I was working through one proof of the Naive Bayes and got stuck at the last step.
The setup is as follows: Given a dataset $\left\{ (x^{(i)},y^{(i)}), \cdots\right\}$ for $i=1,\cdots,m$, $y$ can take values from $1$ to $k$ with probability $\phi_1$ to $\phi_k$. $x \in \mathbb{R}^n $.
The naive bayes assumptions apply, and hence the log likelihood is: $$ l(\Theta) = \sum_{i=1}^{m} \sum_{j=1}^{n} \log (P(x_j^{(i)}|y^{(i)}) + \sum_{i=1}^{m} \sum_{j=1}^{n} \ + 1 \left\{y^{(i)}=C_j\right\} \log \phi_j $$
To find the MLE estimate of $\phi_j$, we only take the second term and create the Lagrangian multiplier: $$ \mathbb{L} = \sum_{i=1}^{m} \sum_{j=1}^{n} \ + 1 \left\{y^{(i)}=C_j\right\} \log \phi_j -\lambda(\sum_i \phi_i -1) $$
and the first order condition is $$ \frac{\partial \mathbb{L}}{\partial \phi_j} = 0 = \frac{1 \left\{y^{(i)}=C_j\right\}}{\phi_j} + \lambda $$ and of course, $$ \sum_i \phi_i =1 $$
My question is, how do we progress from here? How do we solve for the variables?

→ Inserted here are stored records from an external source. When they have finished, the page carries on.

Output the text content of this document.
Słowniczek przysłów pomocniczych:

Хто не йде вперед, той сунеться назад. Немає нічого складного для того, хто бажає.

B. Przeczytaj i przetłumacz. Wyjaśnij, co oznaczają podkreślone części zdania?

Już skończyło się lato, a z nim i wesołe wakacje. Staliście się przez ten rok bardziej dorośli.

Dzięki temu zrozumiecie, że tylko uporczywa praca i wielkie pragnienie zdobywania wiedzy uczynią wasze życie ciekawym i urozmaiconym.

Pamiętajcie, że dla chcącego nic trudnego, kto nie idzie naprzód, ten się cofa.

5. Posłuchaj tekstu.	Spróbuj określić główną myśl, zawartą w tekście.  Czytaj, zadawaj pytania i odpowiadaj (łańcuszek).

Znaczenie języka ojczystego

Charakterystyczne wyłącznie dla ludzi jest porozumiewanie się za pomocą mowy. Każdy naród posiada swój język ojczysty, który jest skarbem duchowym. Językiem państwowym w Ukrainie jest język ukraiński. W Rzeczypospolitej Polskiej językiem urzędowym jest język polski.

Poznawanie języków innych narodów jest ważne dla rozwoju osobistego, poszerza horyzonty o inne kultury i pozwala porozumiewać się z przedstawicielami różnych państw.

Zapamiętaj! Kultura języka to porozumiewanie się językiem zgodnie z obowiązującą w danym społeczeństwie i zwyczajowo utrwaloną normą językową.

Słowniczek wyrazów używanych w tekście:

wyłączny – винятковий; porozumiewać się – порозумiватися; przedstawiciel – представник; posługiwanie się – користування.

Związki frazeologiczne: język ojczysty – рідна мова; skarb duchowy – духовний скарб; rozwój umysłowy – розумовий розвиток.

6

In particular, how do I prove that $$ \lambda = \sum_{i=1}^m \sum_{j=1}^n 1 \left\{y^{(i)}=C_j\right\} $$
I have stared at this for a while and hope that somebody can shed some light on this.
Well you have already done 90% of the work.
Once you have the equation
$$ \phi_j = \sum_{i=1}^m-\frac{1 \left\{y^{(i)}=C_j\right\}}{\lambda} $$
Substitute that into the constraint $\sum_i \phi_i =1 $ . With that , you get $ \lambda = -N $. Plug that back into the above equation , to get your result.